Su patrimonio personal
es su obra y en el recorrido por el primer y segundo capítulo (“El retorno a
Granada” y “Nueva visión del mundo”) surge con fuerza un escritor que analiza
su ciudad y su vida como un entomólogo. De Granada dice que es una ciudad
hermética en lo atinente a las relaciones humanas, pero también nos habla de
fracaso en su vuelta a la ciudad después de una serie de años impartiendo
docencia en diversos centros de Andalucía.
Al mismo tiempo
realiza una exaltación de Málaga a la que estuvo tentado de marcharse definitivamente,
y justifica su negativa por una “obsesión estúpida” por Granada. Los que hemos
vivido a caballo entre ambas ciudades (y desde hace años lo hacemos en Málaga)
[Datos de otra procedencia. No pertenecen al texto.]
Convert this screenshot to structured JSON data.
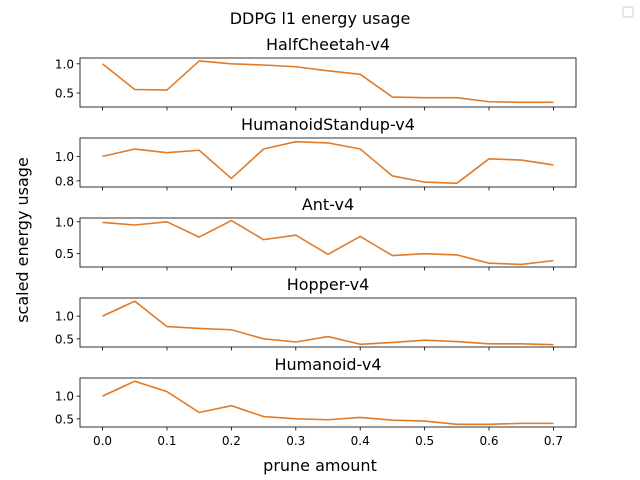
{
  "figure": {
    "suptitle": "DDPG l1 energy usage",
    "xlabel": "prune amount",
    "ylabel": "scaled energy usage",
    "legend_entries": []
  },
  "colors": {
    "series_line": "#e07b2a",
    "axes": "#000000",
    "background": "#ffffff"
  },
  "chart_data": [
    {
      "type": "line",
      "title": "HalfCheetah-v4",
      "x": [
        0.0,
        0.05,
        0.1,
        0.15,
        0.2,
        0.25,
        0.3,
        0.35,
        0.4,
        0.45,
        0.5,
        0.55,
        0.6,
        0.65,
        0.7
      ],
      "y": [
        1.0,
        0.56,
        0.55,
        1.05,
        1.0,
        0.98,
        0.95,
        0.88,
        0.82,
        0.43,
        0.42,
        0.42,
        0.35,
        0.34,
        0.34
      ],
      "xlim": [
        -0.035,
        0.735
      ],
      "ylim": [
        0.26,
        1.1
      ],
      "yticks": [
        0.5,
        1.0
      ],
      "ytick_labels": [
        "0.5",
        "1.0"
      ],
      "xticks": [
        0.0,
        0.1,
        0.2,
        0.3,
        0.4,
        0.5,
        0.6,
        0.7
      ],
      "xtick_labels": [
        "0.0",
        "0.1",
        "0.2",
        "0.3",
        "0.4",
        "0.5",
        "0.6",
        "0.7"
      ],
      "show_xtick_labels": false
    },
    {
      "type": "line",
      "title": "HumanoidStandup-v4",
      "x": [
        0.0,
        0.05,
        0.1,
        0.15,
        0.2,
        0.25,
        0.3,
        0.35,
        0.4,
        0.45,
        0.5,
        0.55,
        0.6,
        0.65,
        0.7
      ],
      "y": [
        1.0,
        1.06,
        1.03,
        1.05,
        0.82,
        1.06,
        1.12,
        1.11,
        1.06,
        0.84,
        0.79,
        0.78,
        0.98,
        0.97,
        0.93
      ],
      "xlim": [
        -0.035,
        0.735
      ],
      "ylim": [
        0.75,
        1.15
      ],
      "yticks": [
        0.8,
        1.0
      ],
      "ytick_labels": [
        "0.8",
        "1.0"
      ],
      "xticks": [
        0.0,
        0.1,
        0.2,
        0.3,
        0.4,
        0.5,
        0.6,
        0.7
      ],
      "xtick_labels": [
        "0.0",
        "0.1",
        "0.2",
        "0.3",
        "0.4",
        "0.5",
        "0.6",
        "0.7"
      ],
      "show_xtick_labels": false
    },
    {
      "type": "line",
      "title": "Ant-v4",
      "x": [
        0.0,
        0.05,
        0.1,
        0.15,
        0.2,
        0.25,
        0.3,
        0.35,
        0.4,
        0.45,
        0.5,
        0.55,
        0.6,
        0.65,
        0.7
      ],
      "y": [
        0.99,
        0.95,
        1.0,
        0.76,
        1.02,
        0.72,
        0.79,
        0.49,
        0.77,
        0.47,
        0.5,
        0.48,
        0.35,
        0.33,
        0.39
      ],
      "xlim": [
        -0.035,
        0.735
      ],
      "ylim": [
        0.29,
        1.06
      ],
      "yticks": [
        0.5,
        1.0
      ],
      "ytick_labels": [
        "0.5",
        "1.0"
      ],
      "xticks": [
        0.0,
        0.1,
        0.2,
        0.3,
        0.4,
        0.5,
        0.6,
        0.7
      ],
      "xtick_labels": [
        "0.0",
        "0.1",
        "0.2",
        "0.3",
        "0.4",
        "0.5",
        "0.6",
        "0.7"
      ],
      "show_xtick_labels": false
    },
    {
      "type": "line",
      "title": "Hopper-v4",
      "x": [
        0.0,
        0.05,
        0.1,
        0.15,
        0.2,
        0.25,
        0.3,
        0.35,
        0.4,
        0.45,
        0.5,
        0.55,
        0.6,
        0.65,
        0.7
      ],
      "y": [
        1.0,
        1.33,
        0.77,
        0.73,
        0.7,
        0.5,
        0.43,
        0.55,
        0.38,
        0.42,
        0.47,
        0.44,
        0.39,
        0.39,
        0.37
      ],
      "xlim": [
        -0.035,
        0.735
      ],
      "ylim": [
        0.32,
        1.4
      ],
      "yticks": [
        0.5,
        1.0
      ],
      "ytick_labels": [
        "0.5",
        "1.0"
      ],
      "xticks": [
        0.0,
        0.1,
        0.2,
        0.3,
        0.4,
        0.5,
        0.6,
        0.7
      ],
      "xtick_labels": [
        "0.0",
        "0.1",
        "0.2",
        "0.3",
        "0.4",
        "0.5",
        "0.6",
        "0.7"
      ],
      "show_xtick_labels": false
    },
    {
      "type": "line",
      "title": "Humanoid-v4",
      "x": [
        0.0,
        0.05,
        0.1,
        0.15,
        0.2,
        0.25,
        0.3,
        0.35,
        0.4,
        0.45,
        0.5,
        0.55,
        0.6,
        0.65,
        0.7
      ],
      "y": [
        1.0,
        1.33,
        1.1,
        0.64,
        0.79,
        0.55,
        0.5,
        0.48,
        0.53,
        0.47,
        0.45,
        0.38,
        0.38,
        0.4,
        0.4
      ],
      "xlim": [
        -0.035,
        0.735
      ],
      "ylim": [
        0.32,
        1.4
      ],
      "yticks": [
        0.5,
        1.0
      ],
      "ytick_labels": [
        "0.5",
        "1.0"
      ],
      "xticks": [
        0.0,
        0.1,
        0.2,
        0.3,
        0.4,
        0.5,
        0.6,
        0.7
      ],
      "xtick_labels": [
        "0.0",
        "0.1",
        "0.2",
        "0.3",
        "0.4",
        "0.5",
        "0.6",
        "0.7"
      ],
      "show_xtick_labels": true
    }
  ]
}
comprendemos perfectamente esta crítica a una ciudad ensimismada que tiene un
delator o un intrigante en cada saliente, pero a la que volvemos de continuo y,
probablemente, en nuestro último viaje.
Surgen situaciones
familiares, episodios pintorescos, o escenarios lúgubres y tristes como la
muerte de su madre o la querencia hacia Almuñécar, una segunda patria para él.
Su función social se
evidencia en sus colaboraciones con Granada Acoge, pero también surge el pasado
y su infancia y adolescencia en Los Escolapios (“el repulsivo colegio de Los
Escolapios”, p. 29) y sobre todo la exaltación de la tertulia de los miércoles
que durante mucho tiempo fue un hecho culminante en su vida.
En esa nueva visión
del mundo, uno de los capítulos más interesantes desde mi punto de vista, nos
explica este Hiemal como el de un “hombre
que empieza a cambiar todos su valores, que se mira un poquitín menos el
ombligo y que descubre el significado de la palabra solidaridad” (p. 31). Una
idea que no solo está reiterada en la obra sino que está muy presente en sus
continuas proclamas a través de las redes sociales. Afirma, como un nuevo
Baroja, que “la vida es lucha” entre poderosos y oprimidos. Hay un Fernando de
Villena entonces profundamente social que censura toda la hipocresía e
incultura del país, que no se conforma fácilmente y cuya inteligencia le lleva
a denunciar todo lo que considera un despropósito como sociedad y como
individuos. Sus ataques al gran capital son constantes y considera que su edad
le impide volver a caer en los mismos errores. Hay todo un proceso de
conciencia y no le duelen prendas en criticar directamente todo lo que así
considera objeto de su diana. Así critica la idiotización colectiva actual, la
imposición de las leyes del mercado y la cultura, el ataque a los inmigrantes,
la globalización… aunque siempre hay en él un grito de esperanza y la idea de
que todavía estamos a tiempo.
En definitiva, una
obra que no resultará peregrina sino una vida digna de ser contada en la que la
familia, la literatura, la memoria y los amigos están muy presentes tanto como
los enemigos, pero en la que brota la vida, el día a día, la fortaleza de la
amistad y de la escritura como el instrumento que nos encumbra: “Yo escribo
para enaltecer mi vida, pues aunque la vida resulta casi siempre vulgar, al
contarla se la sublima” (p. 265).
En primer plano F. Morales Lomas y Fernando de Villena; en segundo plano, Antonio Chicharro Chamorro, presidente de la Academia de Buenas Letras de Granada, y José Gutiérrez, secretario por esas fechas.